What STD Tests Should You Be Considering?
There are various kinds of reasons why a person will be contemplating on getting an STD testing. Even doctors and medical professionals have different opinions when it comes to who must be tested for sexually transmitted disease. For the most part though, an official recommendation is to be based on research statistics, which in turn focuses on an area’s infection rates and sexual activity. But individually, you must make it a point to educate yourself without the need of recommendations, particularly if you believe based on your sexual history that you can in fact be carrying an STD.
In reality, there’s nothing wrong in trying to learn more about STD testing guidelines and it in fact can provide you very helpful information about the possibility of you getting tested based on certain factors such as your sexual activity.
First of all, if you are an adult or pregnant woman who sees and considers yourself as sexually active, the CDC or Centers for Disease Control and Prevention stresses the importance of undergoing HIV test. Thanks to modern technology, there now are urine testing for gonorrhea and chlamydia, which means it no longer is as invasive as before. Keep in mind that anyone can simply go to the doctor ask for these tests.

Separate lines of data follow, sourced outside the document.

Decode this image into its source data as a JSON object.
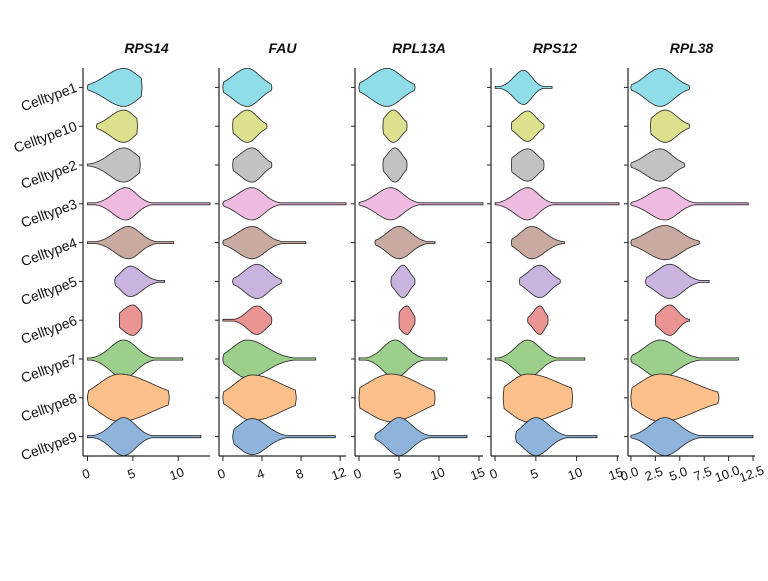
{
  "chart_data": {
    "type": "violin",
    "celltypes": [
      "Celltype1",
      "Celltype10",
      "Celltype2",
      "Celltype3",
      "Celltype4",
      "Celltype5",
      "Celltype6",
      "Celltype7",
      "Celltype8",
      "Celltype9"
    ],
    "colors": [
      "#8fdde8",
      "#dde08c",
      "#c2c2c2",
      "#eebae0",
      "#c9aaa0",
      "#c9b4e0",
      "#eb9494",
      "#9ccf8c",
      "#fdc08a",
      "#8fb4dc"
    ],
    "genes": [
      {
        "name": "RPS14",
        "xlim": [
          -0.5,
          13.5
        ],
        "ticks": [
          0,
          5,
          10
        ],
        "tick_labels": [
          "0",
          "5",
          "10"
        ],
        "violins": [
          {
            "min": 0,
            "max": 6,
            "mode": 4,
            "left": 2.0,
            "right": 1.6,
            "width": 1.0
          },
          {
            "min": 1,
            "max": 5.5,
            "mode": 4,
            "left": 1.5,
            "right": 1.2,
            "width": 0.85
          },
          {
            "min": 0,
            "max": 5.8,
            "mode": 4,
            "left": 1.6,
            "right": 1.4,
            "width": 0.9
          },
          {
            "min": 0,
            "max": 13.5,
            "mode": 4.2,
            "left": 1.4,
            "right": 1.2,
            "width": 0.85
          },
          {
            "min": 0,
            "max": 9.5,
            "mode": 4.5,
            "left": 1.5,
            "right": 1.3,
            "width": 0.85
          },
          {
            "min": 3,
            "max": 8.5,
            "mode": 4.7,
            "left": 1.0,
            "right": 1.3,
            "width": 0.8
          },
          {
            "min": 3.5,
            "max": 6,
            "mode": 5,
            "left": 1.2,
            "right": 0.8,
            "width": 0.8
          },
          {
            "min": 0,
            "max": 10.5,
            "mode": 4,
            "left": 1.5,
            "right": 1.4,
            "width": 1.0
          },
          {
            "min": 0,
            "max": 9,
            "mode": 3.5,
            "left": 2.2,
            "right": 3.5,
            "width": 1.25
          },
          {
            "min": 0,
            "max": 12.5,
            "mode": 4,
            "left": 1.4,
            "right": 1.3,
            "width": 1.0
          }
        ]
      },
      {
        "name": "FAU",
        "xlim": [
          -0.4,
          12.6
        ],
        "ticks": [
          0,
          4,
          8,
          12
        ],
        "tick_labels": [
          "0",
          "4",
          "8",
          "12"
        ],
        "violins": [
          {
            "min": 0,
            "max": 5,
            "mode": 2.5,
            "left": 1.5,
            "right": 1.3,
            "width": 1.0
          },
          {
            "min": 1,
            "max": 4.5,
            "mode": 2.5,
            "left": 1.1,
            "right": 1.0,
            "width": 0.85
          },
          {
            "min": 1,
            "max": 5,
            "mode": 3,
            "left": 1.3,
            "right": 1.0,
            "width": 0.9
          },
          {
            "min": 0,
            "max": 12.6,
            "mode": 3,
            "left": 1.5,
            "right": 1.2,
            "width": 0.85
          },
          {
            "min": 0,
            "max": 8.5,
            "mode": 3,
            "left": 1.5,
            "right": 1.3,
            "width": 0.85
          },
          {
            "min": 1,
            "max": 6,
            "mode": 3.5,
            "left": 1.3,
            "right": 1.2,
            "width": 0.9
          },
          {
            "min": 0,
            "max": 5,
            "mode": 3.5,
            "left": 1.0,
            "right": 0.9,
            "width": 0.75
          },
          {
            "min": 0,
            "max": 9.5,
            "mode": 2.5,
            "left": 1.5,
            "right": 2.0,
            "width": 1.0
          },
          {
            "min": 0,
            "max": 7.5,
            "mode": 3,
            "left": 1.8,
            "right": 3.0,
            "width": 1.2
          },
          {
            "min": 1,
            "max": 11.5,
            "mode": 3,
            "left": 1.4,
            "right": 1.5,
            "width": 0.95
          }
        ]
      },
      {
        "name": "RPL13A",
        "xlim": [
          -0.5,
          15.5
        ],
        "ticks": [
          0,
          5,
          10,
          15
        ],
        "tick_labels": [
          "0",
          "5",
          "10",
          "15"
        ],
        "violins": [
          {
            "min": 0,
            "max": 7,
            "mode": 3.5,
            "left": 2.0,
            "right": 1.8,
            "width": 1.0
          },
          {
            "min": 3,
            "max": 6,
            "mode": 4.3,
            "left": 1.0,
            "right": 1.0,
            "width": 0.85
          },
          {
            "min": 3,
            "max": 6,
            "mode": 4.5,
            "left": 1.0,
            "right": 0.9,
            "width": 0.9
          },
          {
            "min": 0,
            "max": 15.5,
            "mode": 4,
            "left": 1.8,
            "right": 1.5,
            "width": 0.85
          },
          {
            "min": 2,
            "max": 9.5,
            "mode": 5,
            "left": 1.5,
            "right": 1.5,
            "width": 0.85
          },
          {
            "min": 4,
            "max": 7,
            "mode": 5.5,
            "left": 0.9,
            "right": 0.8,
            "width": 0.85
          },
          {
            "min": 5,
            "max": 7,
            "mode": 6,
            "left": 0.9,
            "right": 0.6,
            "width": 0.75
          },
          {
            "min": 0,
            "max": 11,
            "mode": 4.5,
            "left": 1.5,
            "right": 1.5,
            "width": 1.0
          },
          {
            "min": 0,
            "max": 9.5,
            "mode": 4,
            "left": 3.0,
            "right": 3.5,
            "width": 1.25
          },
          {
            "min": 2,
            "max": 13.5,
            "mode": 5,
            "left": 1.5,
            "right": 1.6,
            "width": 1.0
          }
        ]
      },
      {
        "name": "RPS12",
        "xlim": [
          -0.5,
          15.2
        ],
        "ticks": [
          0,
          5,
          10,
          15
        ],
        "tick_labels": [
          "0",
          "5",
          "10",
          "15"
        ],
        "violins": [
          {
            "min": 0,
            "max": 7,
            "mode": 3.5,
            "left": 1.2,
            "right": 1.0,
            "width": 0.9
          },
          {
            "min": 2,
            "max": 6,
            "mode": 4,
            "left": 1.2,
            "right": 1.0,
            "width": 0.8
          },
          {
            "min": 2,
            "max": 6,
            "mode": 4,
            "left": 1.5,
            "right": 1.2,
            "width": 0.85
          },
          {
            "min": 0,
            "max": 15.2,
            "mode": 4,
            "left": 1.6,
            "right": 1.3,
            "width": 0.85
          },
          {
            "min": 2,
            "max": 8.5,
            "mode": 4.5,
            "left": 1.4,
            "right": 1.6,
            "width": 0.85
          },
          {
            "min": 3,
            "max": 8,
            "mode": 5.5,
            "left": 1.4,
            "right": 1.2,
            "width": 0.85
          },
          {
            "min": 4,
            "max": 6.5,
            "mode": 5.5,
            "left": 0.8,
            "right": 0.6,
            "width": 0.75
          },
          {
            "min": 0,
            "max": 11,
            "mode": 4,
            "left": 1.5,
            "right": 1.5,
            "width": 1.0
          },
          {
            "min": 1,
            "max": 9.5,
            "mode": 4,
            "left": 2.3,
            "right": 4.0,
            "width": 1.25
          },
          {
            "min": 2.5,
            "max": 12.5,
            "mode": 5,
            "left": 1.5,
            "right": 1.6,
            "width": 1.0
          }
        ]
      },
      {
        "name": "RPL38",
        "xlim": [
          -0.3,
          12.7
        ],
        "ticks": [
          0,
          2.5,
          5,
          7.5,
          10,
          12.5
        ],
        "tick_labels": [
          "0.0",
          "2.5",
          "5.0",
          "7.5",
          "10.0",
          "12.5"
        ],
        "violins": [
          {
            "min": 0,
            "max": 6,
            "mode": 3,
            "left": 1.5,
            "right": 1.4,
            "width": 1.0
          },
          {
            "min": 2,
            "max": 6,
            "mode": 3.5,
            "left": 1.2,
            "right": 1.2,
            "width": 0.85
          },
          {
            "min": 0,
            "max": 5.5,
            "mode": 3,
            "left": 1.5,
            "right": 1.2,
            "width": 0.85
          },
          {
            "min": 0,
            "max": 12,
            "mode": 3.5,
            "left": 1.6,
            "right": 1.3,
            "width": 0.85
          },
          {
            "min": 0,
            "max": 7,
            "mode": 3.5,
            "left": 1.8,
            "right": 1.6,
            "width": 0.9
          },
          {
            "min": 1.5,
            "max": 8,
            "mode": 4,
            "left": 1.4,
            "right": 1.3,
            "width": 0.9
          },
          {
            "min": 2.5,
            "max": 6,
            "mode": 4,
            "left": 1.0,
            "right": 0.8,
            "width": 0.8
          },
          {
            "min": 0,
            "max": 11,
            "mode": 3,
            "left": 1.6,
            "right": 1.7,
            "width": 1.0
          },
          {
            "min": 0,
            "max": 9,
            "mode": 3,
            "left": 2.2,
            "right": 3.5,
            "width": 1.25
          },
          {
            "min": 0,
            "max": 12.5,
            "mode": 3.5,
            "left": 1.5,
            "right": 1.5,
            "width": 1.0
          }
        ]
      }
    ]
  }
}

In a study summed up into a surveillance report by the CDC in 2006, it was revealed that people aged 15 to 24 represented 50% of the STD cases during that year, which means that if you belong to this group and consider yourself as sexually active, then you must also subject yourself to STD testing. This is particularly true for the most prevalent diseases related to an active sex life, including that of gonorrhea, syphilis, HIV, and chlamydia. Remember though that there’s really no uniform or established standard on how often you should get tested; the best way to figure that out is by evaluating or looking closely at your sexual behavior.
Now what about those men who maintain sexual relationships with multiple partners but who also limits them to women alone? If this is the case for you, know that majority of doctors won’t bother testing you for many types of STDs aside from HIV. But then again, there are exceptions to this, like for instance when you’re showing some symptoms of a disease not like HIV.
Lastly, if you belong to a group of men who are active in a sexual relationship with other men, it is crucial that you get tested for HIV and syphilis. The obvious reason is because this group comes with very high probabilities of contracting both infections. The frequency or the question of how often you must subject yourself to screenings depends mainly on the number of partners you have.